Contrário em tudo ao arquétipo da arrogância vinculada ao poder, o ex-presidente do Uruguai Pepe Mujica é o herói que conseguiu falar ao recôndito de cada coração, admitindo a finitude corporal como parte do processo existencial ao anunciar que está morrendo e deseja ter o seu descanso respeitado.
Câncer se torna o mal do tempo, e as causas para a formação de tumores são amplamente discutidas. O tratamento pode ser agressivo, mas muitas pessoas conseguem prolongar os dias no planeta utilizando radioterapia, quimioterapia e outras possibilidades. Mas Mujica descobriu que está com metástase, que as células cancerígenas estão espalhadas pelo corpo, e decidiu não buscar o combate, mas aguardar a hora em sua casa, com sua vida preservada da curiosidade alheia.
De Mujica guardaremos frases importantes sobre o uso do tempo, dissociando-o do dinheiro e até mesmo do trabalho exaustivo que nos transforma em meros tarefeiros para o enriquecimento e manutenção da riqueza dos que já são ricos.
Demonstrou que ser político não significa ter necessidade de apropriação e ostentação de riquezas. O símbolo de sua passagem pela complexa política da América Latina é o fusca que nunca valeu menos do que um carro de luxo para ele, mas, ao contrário, serviu para criar uma consciência de resistência no seu país.
A vitória da Frente Ampla no último pleito eleitoral que definiu a presidência do Uruguai fez o líder celebrar a retomada do poder à esquerda, ainda que na condição de centro-esquerda como partido de coalizão.
No mais, a história sempre seguirá. Cada indivíduo a ela agrega energia própria, e quando está na condição de autoridade, por certo a responsabilidade cresce. O bem estar do mundo e suas agonias nunca foram resultados da vontade divina, apenas. Entre todas as explicações, a influência humana tem definido como vivemos.

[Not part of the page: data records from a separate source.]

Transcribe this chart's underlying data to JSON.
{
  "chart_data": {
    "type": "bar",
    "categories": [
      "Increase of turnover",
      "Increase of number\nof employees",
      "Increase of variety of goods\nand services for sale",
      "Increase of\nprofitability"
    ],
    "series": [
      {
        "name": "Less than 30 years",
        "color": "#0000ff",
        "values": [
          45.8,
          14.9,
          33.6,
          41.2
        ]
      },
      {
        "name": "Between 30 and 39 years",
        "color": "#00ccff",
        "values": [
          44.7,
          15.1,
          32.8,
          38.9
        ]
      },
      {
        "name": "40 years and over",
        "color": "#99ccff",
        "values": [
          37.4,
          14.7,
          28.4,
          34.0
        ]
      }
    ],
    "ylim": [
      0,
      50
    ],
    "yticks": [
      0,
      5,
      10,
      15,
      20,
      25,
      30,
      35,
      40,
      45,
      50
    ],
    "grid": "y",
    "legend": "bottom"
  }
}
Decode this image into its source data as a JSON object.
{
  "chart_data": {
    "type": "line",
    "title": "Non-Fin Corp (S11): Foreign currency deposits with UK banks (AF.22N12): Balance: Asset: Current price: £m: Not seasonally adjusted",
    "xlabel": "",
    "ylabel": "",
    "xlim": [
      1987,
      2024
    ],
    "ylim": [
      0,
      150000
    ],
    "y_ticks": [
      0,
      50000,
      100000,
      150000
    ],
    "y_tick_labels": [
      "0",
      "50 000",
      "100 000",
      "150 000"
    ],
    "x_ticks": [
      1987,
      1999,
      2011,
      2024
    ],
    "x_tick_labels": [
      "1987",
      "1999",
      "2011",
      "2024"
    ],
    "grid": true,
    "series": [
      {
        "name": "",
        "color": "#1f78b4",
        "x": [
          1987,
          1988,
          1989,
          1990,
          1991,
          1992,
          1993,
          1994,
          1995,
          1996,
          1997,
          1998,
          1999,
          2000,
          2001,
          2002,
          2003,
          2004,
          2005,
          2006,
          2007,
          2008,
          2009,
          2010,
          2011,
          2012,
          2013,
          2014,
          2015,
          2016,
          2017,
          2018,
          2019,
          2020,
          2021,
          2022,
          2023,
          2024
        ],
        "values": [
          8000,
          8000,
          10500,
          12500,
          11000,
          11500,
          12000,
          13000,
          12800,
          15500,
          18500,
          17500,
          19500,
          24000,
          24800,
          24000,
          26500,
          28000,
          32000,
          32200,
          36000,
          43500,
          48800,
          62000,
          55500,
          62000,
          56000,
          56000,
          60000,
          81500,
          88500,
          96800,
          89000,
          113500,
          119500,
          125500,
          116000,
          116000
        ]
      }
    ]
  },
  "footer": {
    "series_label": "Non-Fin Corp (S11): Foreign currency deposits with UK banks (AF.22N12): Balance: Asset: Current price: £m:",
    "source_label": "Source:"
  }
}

Defensor da liberdade, da vida igualitária, da democracia e da paz, Pepe Mujica nos confronta com sua força moral escancarando a finitude do corpo como algo natural, um direito de quem lutou contra poderes massificadores e ditaduras, e agora está doente, não tem mais cura e vai morrer.
Como estudiosa espírita não posso me furtar a perceber no exemplo de Pepe Mujica o que tenho abordado como evolução política, acreditando que esta é a verdadeira evolução espiritual.
Algo completamente dissociado de qualquer cantilena religiosa.
Um jeito de viver em associação amorosa com o ser social, cultural, humano, e suas buscas, fragilidades, necessidades e fatalidades, como no caso, é a morte para todos nós.
Neste exato momento histórico, quando o mundo se esfarela entre discursos de arrogantes personagens viris e virais, é um homem doente e consciente do corpo, que impressiona com a força do espírito e assim pede que o deixemos morrer em paz após cumprir na história sua valorosa missão de bem viver.
É da América Latina que se ergue uma voz poderosa no chamado da consciência.
O caminho da evolução está aberto desde sempre mas poucos conseguiram percebê-lo na vivência amorosa com a terra, plantas, animais e pessoas. O mercado é o inferno que traz ao explorado e ao excluído o choro e o ranger de dentes, e se existe céu, ele estampa na consciência a grandeza da humildade.
Que seja assistido por trabalhadores amorosos no agora e no além para que viva um processo sem dor e atravesse o grande portal na hora que a vida o chamar para o ato supremo da renovação.
Feliz será o mundo dos espíritos quando puder aplaudir o retorno do guerreiro socialista.